Organized in 1905, The National Audubon Society has worked for the conservation of birds and their habitats and is one of the oldest organizations that does so. From its work in the passage of the Migratory Bird Treaty Act of 1918, the creation of hundreds of wildlife refuges, to the restriction of DDT, it is almost impossible to summarize everything that this organization has achieved.
As of this writing, the first volume of music and poetry from The Birdsong Project is available to stream or purchase on Spotify, Apple Music, and a number of music platforms. Additional volumes will be released monthly through September. This month’s volume features artists such as Nick Cave, Beck, singer songwriter Natalie Bergman, and poet and novelist Ray Young Bear.
If you’re one of those persons who has rediscovered the joys of real records, the vinyl ones, there will be a commemorative boxed set of The Birdsong Project coming out on vinyl at the end of the year, close to Christmastime (hint hint). You can preorder it now at this link.
Folks can subscribe to the project’s Youtube channel. Updates are also available on social media and email. Live events in support of the project are being planned throughout the country. The Brooklyn Botanic Garden will have an entire For the Birds program series this summer.
Musicians and the environment
Composers, musicians, and other creative individuals have found inspiration in the natural world for hundreds of years. The bird calls that Beethoven wove into his sixth symphony reveal the inspiration that the great composer found in nature. The power of nature can be heard in Igor Stravinsky’s “Rite of Spring;” Ferdé Groffe expressed majesty, awe, even humor in his Grand Canyon Suite; and Aaron Copeland drew on folksongs for his score to the pastorale ballet “Appalachian Spring.”
Throughout my childhood, I remember environmental themes in the songs I heard on the radio. With his classic “Paradise,” John Prine encapsulated the sadness and estrangement I felt as I witnessed the waste and environmental destruction of coal mining in West Virginia. Our school bus crossed Simpson Creek, whose coal polluted necrosis was portrayed by Maif Nutter in his hit “Simpson Creek Won’t Never Run Clean Again.” Of course, the environmentally themed tune that most comes to mind for me, as well as most folks, is “Big Yellow Taxi” by Joni Mitchell. Mitchell’s take is sardonic and whimsical as she tells us that “They took all the trees and put them in a tree museum.”

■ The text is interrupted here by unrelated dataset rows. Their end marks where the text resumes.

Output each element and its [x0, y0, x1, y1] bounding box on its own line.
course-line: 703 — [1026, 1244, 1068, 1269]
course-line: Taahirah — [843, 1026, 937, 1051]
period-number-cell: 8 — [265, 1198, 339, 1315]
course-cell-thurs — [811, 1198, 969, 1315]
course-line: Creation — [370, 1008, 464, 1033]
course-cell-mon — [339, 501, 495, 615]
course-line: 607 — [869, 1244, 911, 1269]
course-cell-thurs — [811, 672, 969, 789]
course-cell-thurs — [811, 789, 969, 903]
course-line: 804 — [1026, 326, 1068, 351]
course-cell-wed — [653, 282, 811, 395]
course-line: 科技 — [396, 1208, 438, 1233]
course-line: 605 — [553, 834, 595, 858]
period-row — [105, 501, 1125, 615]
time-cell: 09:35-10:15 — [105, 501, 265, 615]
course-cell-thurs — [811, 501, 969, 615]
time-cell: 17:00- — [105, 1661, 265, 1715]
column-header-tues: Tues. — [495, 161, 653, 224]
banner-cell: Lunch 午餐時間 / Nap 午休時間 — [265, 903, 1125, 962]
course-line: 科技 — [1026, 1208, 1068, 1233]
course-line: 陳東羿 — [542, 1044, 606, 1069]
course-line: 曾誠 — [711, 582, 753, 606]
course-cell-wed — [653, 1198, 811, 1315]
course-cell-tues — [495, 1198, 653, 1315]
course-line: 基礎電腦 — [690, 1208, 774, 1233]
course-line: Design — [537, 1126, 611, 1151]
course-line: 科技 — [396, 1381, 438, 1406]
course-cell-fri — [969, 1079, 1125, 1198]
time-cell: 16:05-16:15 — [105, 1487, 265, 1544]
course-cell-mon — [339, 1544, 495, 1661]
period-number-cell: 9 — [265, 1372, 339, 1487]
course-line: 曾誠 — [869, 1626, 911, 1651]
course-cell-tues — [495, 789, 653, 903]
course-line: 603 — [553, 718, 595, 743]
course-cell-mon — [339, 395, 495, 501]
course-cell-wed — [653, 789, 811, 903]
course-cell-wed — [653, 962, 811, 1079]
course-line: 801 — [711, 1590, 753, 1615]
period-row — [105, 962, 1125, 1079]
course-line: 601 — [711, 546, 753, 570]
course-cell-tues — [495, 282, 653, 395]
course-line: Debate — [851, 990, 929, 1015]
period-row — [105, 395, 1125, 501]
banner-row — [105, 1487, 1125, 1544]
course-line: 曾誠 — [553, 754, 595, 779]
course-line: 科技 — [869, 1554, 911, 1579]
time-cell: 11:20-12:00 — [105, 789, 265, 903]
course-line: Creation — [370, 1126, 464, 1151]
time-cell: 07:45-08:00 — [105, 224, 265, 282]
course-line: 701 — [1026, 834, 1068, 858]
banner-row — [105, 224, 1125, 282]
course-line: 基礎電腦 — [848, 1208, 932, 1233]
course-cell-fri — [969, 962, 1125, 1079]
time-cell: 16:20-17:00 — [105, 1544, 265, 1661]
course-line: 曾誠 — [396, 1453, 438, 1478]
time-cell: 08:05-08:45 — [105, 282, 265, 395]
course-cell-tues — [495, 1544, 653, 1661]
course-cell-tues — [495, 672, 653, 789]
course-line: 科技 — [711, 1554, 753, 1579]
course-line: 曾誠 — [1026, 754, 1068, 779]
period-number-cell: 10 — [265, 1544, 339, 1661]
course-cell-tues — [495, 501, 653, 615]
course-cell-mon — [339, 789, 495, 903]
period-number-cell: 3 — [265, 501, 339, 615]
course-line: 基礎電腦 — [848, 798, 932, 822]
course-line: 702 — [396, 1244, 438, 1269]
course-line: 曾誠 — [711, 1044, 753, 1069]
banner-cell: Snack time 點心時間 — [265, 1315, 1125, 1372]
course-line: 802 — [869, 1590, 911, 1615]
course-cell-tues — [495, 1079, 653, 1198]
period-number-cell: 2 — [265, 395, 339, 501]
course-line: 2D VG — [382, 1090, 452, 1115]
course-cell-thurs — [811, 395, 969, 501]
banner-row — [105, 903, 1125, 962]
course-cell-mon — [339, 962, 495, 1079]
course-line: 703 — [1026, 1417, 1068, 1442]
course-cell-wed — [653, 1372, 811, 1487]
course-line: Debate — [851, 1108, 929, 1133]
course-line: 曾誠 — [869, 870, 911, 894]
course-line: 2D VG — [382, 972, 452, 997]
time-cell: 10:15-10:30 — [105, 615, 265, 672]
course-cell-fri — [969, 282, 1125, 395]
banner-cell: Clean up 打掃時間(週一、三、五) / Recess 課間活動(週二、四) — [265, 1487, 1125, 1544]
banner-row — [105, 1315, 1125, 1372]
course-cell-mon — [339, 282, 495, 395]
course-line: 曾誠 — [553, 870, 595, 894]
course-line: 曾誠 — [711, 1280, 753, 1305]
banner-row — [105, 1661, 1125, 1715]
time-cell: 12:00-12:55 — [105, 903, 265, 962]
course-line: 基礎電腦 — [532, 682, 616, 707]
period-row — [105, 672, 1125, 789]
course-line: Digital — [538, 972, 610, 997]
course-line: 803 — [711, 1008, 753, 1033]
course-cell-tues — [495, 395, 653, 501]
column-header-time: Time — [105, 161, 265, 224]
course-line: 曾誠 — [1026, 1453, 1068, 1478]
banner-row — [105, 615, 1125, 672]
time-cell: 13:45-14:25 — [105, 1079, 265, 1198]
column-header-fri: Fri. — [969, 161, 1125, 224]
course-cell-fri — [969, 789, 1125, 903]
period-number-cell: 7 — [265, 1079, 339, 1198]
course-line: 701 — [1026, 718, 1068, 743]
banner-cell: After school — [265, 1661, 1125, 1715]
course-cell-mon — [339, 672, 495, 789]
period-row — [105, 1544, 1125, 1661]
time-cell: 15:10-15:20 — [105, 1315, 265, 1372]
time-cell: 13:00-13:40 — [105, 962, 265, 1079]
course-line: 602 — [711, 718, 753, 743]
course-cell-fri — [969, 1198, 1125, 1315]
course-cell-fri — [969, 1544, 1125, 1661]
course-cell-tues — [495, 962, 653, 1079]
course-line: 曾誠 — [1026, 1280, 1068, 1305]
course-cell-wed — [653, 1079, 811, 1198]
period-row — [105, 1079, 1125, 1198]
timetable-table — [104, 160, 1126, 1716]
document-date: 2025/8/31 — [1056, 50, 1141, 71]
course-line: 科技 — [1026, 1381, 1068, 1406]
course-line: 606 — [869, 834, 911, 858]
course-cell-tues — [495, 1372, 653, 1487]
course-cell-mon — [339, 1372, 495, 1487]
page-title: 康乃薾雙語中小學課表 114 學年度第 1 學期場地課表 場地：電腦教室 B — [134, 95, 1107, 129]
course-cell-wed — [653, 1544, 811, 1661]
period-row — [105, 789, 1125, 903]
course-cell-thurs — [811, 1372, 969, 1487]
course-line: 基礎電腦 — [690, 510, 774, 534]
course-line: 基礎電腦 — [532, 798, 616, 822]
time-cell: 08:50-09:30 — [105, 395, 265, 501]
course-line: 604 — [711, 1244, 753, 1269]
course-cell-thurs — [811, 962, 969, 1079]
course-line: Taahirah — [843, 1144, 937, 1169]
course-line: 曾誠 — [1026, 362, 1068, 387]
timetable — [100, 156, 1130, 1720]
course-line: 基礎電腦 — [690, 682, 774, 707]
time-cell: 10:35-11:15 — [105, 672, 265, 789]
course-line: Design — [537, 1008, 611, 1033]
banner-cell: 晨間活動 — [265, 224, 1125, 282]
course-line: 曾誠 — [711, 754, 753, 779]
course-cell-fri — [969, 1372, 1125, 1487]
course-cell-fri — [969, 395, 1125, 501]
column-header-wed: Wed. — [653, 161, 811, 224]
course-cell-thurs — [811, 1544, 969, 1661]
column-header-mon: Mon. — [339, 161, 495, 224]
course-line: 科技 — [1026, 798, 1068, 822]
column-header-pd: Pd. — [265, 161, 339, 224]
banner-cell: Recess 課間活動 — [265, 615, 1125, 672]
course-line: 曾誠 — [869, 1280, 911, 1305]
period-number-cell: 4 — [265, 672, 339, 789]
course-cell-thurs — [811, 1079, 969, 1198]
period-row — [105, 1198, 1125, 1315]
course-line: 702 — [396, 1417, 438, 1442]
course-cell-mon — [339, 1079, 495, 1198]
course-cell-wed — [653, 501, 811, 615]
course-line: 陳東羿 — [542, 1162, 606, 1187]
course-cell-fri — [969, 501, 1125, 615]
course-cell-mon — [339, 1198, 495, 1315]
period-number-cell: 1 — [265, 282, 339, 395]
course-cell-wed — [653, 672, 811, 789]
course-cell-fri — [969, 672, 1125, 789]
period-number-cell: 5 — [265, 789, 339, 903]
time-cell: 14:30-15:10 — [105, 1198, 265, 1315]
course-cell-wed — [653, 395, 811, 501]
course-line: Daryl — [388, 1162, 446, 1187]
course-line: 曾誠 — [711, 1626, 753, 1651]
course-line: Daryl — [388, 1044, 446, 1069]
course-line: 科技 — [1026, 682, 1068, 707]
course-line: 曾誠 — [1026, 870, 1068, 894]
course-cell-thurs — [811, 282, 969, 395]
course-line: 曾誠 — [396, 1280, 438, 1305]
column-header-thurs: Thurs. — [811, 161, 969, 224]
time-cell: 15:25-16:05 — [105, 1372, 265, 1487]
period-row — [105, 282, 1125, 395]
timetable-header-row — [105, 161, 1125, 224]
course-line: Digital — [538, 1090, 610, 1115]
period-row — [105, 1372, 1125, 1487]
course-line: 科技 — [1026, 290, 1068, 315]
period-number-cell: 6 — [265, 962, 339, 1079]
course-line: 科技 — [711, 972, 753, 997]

John Prine knows personally of King Coal’s destruction
More recently, musicians have focused on climate change. Paul McCartney, who already established a lot of climate change street cred with his promotion of Meatless Monday, delivers a prodding indictment of those in power, and a ray of hope, with “Despite Repeated Warnings.” Donald Glover’s Childish Gambino uses a seventies souls style to express a personal experience of climate change with “Feels Like Summer.”
To be fair, musicians have received—and sometimes deserved—criticism over their abuse of the environment. Using their stages and songs to lecture on the climate crisis while they emit tons of CO2 carting around massive amounts of musical equipment and stage gear has been rightly pointed out as hypocritical. And much of what amounts to musicians taking action on climate change just boils down to a whole bunch of talk.
In a hopeful turn, in 2019 Fay Milton, a professional photographer and drummer for the Savages, launched Music Declares Emergency, a campaign and resource for professional musicians, particularly the ones who tour and put on big shows, with lots of strategies for artists and the music industry to lessen their effects on the environment. And in perhaps the boldest environmental move, Coldplay announced early in 2020 that the band would not tour unless it can be, as frontman Chris Martin says, not only sustainable but even beneficial to the planet.